En cuanto el digno eclesiástico hubo pronunciado el nombre de Ève y de David Séchard, Postel se ruborizó y Léonie dirigió al hombrecillo esa mirada de celos obligada que una mujer, enteramente dueña de su marido, nunca deja de expresar por el pasado en interés de su futuro.
—¿Qué es lo que esas gentes le han dicho para que tenga que mezclarse en sus asuntos, tío? —preguntó Léonie con cierto tono agrio.
—Son unos desgraciados, hija mía —repuso el cura, quien describió a Postel el estado en que Lucien se encontraba en casa de los Courtois.
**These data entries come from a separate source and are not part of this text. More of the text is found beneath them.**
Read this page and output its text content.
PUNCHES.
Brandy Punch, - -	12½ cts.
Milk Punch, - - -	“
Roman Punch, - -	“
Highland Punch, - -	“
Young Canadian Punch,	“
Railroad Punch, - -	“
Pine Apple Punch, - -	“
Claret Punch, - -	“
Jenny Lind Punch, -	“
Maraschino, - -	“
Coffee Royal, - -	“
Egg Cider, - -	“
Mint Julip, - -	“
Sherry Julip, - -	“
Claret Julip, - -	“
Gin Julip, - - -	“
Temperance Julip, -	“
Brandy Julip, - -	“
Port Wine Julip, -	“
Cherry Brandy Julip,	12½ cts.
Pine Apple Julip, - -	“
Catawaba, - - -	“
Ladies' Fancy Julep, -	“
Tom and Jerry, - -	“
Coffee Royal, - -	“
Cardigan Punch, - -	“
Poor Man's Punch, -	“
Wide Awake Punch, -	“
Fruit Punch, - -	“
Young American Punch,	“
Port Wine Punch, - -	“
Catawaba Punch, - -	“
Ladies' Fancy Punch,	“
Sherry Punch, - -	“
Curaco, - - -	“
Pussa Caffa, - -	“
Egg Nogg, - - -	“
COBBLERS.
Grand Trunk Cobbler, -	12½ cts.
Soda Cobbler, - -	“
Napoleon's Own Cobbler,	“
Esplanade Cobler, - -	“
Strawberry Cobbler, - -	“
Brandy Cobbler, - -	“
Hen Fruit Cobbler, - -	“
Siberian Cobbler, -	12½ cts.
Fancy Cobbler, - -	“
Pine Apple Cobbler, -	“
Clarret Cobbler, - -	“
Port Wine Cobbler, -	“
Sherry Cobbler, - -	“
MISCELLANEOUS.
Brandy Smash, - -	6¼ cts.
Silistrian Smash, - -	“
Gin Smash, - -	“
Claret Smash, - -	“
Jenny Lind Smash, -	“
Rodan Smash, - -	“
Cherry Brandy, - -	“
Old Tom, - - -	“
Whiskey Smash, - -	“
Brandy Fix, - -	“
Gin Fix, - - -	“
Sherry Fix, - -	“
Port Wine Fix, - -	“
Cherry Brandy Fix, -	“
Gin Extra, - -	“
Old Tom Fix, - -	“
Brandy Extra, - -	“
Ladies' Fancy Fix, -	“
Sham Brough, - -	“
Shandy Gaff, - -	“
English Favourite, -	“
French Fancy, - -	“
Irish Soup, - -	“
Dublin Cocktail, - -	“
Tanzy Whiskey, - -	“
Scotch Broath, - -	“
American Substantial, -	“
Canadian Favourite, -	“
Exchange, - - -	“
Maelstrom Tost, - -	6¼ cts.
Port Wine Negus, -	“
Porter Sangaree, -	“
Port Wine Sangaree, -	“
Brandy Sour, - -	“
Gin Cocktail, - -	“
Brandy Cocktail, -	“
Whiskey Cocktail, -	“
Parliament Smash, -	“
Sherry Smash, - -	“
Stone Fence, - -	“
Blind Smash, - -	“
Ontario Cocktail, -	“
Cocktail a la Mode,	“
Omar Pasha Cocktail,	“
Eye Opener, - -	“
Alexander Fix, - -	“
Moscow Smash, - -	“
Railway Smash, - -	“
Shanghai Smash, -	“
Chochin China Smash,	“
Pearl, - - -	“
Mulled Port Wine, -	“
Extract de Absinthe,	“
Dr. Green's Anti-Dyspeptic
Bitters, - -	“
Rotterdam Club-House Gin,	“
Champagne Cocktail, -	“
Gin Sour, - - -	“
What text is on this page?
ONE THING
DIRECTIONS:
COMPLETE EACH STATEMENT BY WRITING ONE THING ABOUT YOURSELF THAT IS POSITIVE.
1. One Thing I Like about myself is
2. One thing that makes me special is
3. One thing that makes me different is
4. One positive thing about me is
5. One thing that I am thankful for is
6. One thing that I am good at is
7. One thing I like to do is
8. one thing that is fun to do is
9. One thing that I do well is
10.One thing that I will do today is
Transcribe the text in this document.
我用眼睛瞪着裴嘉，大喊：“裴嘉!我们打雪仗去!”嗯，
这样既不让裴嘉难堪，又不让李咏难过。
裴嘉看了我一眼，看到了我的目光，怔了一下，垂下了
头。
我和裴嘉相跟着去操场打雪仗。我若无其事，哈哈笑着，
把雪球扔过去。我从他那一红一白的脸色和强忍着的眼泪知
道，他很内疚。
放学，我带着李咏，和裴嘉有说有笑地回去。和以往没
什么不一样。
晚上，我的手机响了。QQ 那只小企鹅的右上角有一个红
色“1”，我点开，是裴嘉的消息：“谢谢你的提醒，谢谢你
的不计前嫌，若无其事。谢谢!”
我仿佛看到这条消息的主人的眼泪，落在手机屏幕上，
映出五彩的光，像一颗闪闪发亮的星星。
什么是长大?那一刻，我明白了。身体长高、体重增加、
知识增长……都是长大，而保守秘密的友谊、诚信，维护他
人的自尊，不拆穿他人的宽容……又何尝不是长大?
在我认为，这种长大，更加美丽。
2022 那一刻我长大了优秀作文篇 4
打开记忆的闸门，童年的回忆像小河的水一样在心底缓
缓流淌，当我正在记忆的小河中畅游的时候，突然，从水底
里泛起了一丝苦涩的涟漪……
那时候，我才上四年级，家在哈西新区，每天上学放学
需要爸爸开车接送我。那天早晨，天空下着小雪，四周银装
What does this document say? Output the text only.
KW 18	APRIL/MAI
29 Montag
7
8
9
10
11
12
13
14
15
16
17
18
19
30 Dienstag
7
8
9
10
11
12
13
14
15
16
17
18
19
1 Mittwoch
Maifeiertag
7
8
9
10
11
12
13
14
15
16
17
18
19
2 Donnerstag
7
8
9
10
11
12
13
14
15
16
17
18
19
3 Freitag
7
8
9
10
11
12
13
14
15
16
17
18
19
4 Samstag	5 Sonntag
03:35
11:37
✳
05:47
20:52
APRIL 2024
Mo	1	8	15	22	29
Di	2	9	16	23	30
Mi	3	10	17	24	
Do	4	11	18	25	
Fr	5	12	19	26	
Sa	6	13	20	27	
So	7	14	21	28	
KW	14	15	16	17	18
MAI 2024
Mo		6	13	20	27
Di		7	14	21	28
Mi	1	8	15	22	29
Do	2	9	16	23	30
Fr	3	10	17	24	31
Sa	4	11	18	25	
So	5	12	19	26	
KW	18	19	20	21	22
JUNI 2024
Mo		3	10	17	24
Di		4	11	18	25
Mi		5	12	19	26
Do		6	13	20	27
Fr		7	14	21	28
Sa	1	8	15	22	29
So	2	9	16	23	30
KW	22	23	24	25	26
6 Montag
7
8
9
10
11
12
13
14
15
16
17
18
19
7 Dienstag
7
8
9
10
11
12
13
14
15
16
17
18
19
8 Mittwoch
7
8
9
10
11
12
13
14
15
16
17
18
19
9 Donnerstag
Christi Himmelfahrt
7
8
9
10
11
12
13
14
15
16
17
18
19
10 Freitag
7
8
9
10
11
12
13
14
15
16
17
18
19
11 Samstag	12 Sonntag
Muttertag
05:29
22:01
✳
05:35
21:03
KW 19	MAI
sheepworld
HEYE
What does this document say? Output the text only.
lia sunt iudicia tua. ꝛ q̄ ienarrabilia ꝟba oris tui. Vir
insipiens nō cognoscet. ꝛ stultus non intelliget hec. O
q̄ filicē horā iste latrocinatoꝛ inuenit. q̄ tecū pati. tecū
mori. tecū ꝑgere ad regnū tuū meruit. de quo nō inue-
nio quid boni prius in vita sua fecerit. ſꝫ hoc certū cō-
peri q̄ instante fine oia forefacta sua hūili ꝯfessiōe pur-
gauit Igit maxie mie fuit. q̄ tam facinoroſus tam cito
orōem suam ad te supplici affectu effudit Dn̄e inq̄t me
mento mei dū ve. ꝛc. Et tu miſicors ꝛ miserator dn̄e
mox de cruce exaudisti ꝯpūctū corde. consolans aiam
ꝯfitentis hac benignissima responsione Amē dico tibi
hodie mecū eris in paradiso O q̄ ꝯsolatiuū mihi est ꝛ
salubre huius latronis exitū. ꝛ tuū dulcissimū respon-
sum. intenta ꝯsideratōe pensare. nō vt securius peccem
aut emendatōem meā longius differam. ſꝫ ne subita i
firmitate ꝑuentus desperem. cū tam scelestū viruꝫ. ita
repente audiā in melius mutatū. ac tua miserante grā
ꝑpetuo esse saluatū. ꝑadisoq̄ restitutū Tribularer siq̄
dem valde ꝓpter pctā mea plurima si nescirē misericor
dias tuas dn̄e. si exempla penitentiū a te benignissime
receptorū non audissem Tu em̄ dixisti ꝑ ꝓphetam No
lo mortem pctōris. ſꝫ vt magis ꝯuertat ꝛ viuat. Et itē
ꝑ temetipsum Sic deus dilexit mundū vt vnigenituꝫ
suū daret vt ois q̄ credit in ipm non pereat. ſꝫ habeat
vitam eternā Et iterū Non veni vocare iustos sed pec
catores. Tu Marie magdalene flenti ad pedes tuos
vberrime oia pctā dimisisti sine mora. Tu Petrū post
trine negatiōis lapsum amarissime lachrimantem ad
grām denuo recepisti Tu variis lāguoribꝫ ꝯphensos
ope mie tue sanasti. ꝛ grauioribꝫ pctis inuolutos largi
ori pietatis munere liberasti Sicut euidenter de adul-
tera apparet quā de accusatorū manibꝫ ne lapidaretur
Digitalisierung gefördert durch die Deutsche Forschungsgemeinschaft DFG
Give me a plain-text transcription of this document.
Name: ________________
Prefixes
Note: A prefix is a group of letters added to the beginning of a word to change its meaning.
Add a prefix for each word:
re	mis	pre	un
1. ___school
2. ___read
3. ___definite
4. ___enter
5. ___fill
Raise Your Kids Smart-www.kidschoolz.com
—¡Ah! ¡Vaya carruaje en que vuelve de París! —exclamó Postel—. ¡Pobre muchacho! Tenía talento, sin embargo, pero era ambicioso; fue a por lana y volvió trasquilado. Pero ¿qué viene hacer aquí? Su hermana se encuentra en la más espantosa miseria, ya que todos esos genios, tanto David como Lucien, no entienden una palabra de comercio. Hemos hablado de él en el Tribunal, y yo, como juez, he tenido que firmar su proceso… ¡Esto me ha causado una pena! No sé si Lucien podrá ir, en las actuales circunstancias, a casa de su hermana; pero en todo caso, la pequeña habitación de aquí está libre y se la ofrezco con mucho gusto.
—Bien, Postel —dijo el sacerdote, colocándose el tricornio y disponiéndose a abandonar la tienda tras de haber abrazado al niño que dormía en los brazos de Léonie.
—Sin duda cenará con nosotros, tío —dijo la señora Postel—, ya que no terminará temprano si quiere resolver los asuntos de esa gente. Mi marido le llevará a casa en su cochecito y su caballito.
Los dos esposos contemplaron a su precioso tío alejarse hacia Angulema.
—A pesar de su edad se conserva bien —dijo el farmacéutico.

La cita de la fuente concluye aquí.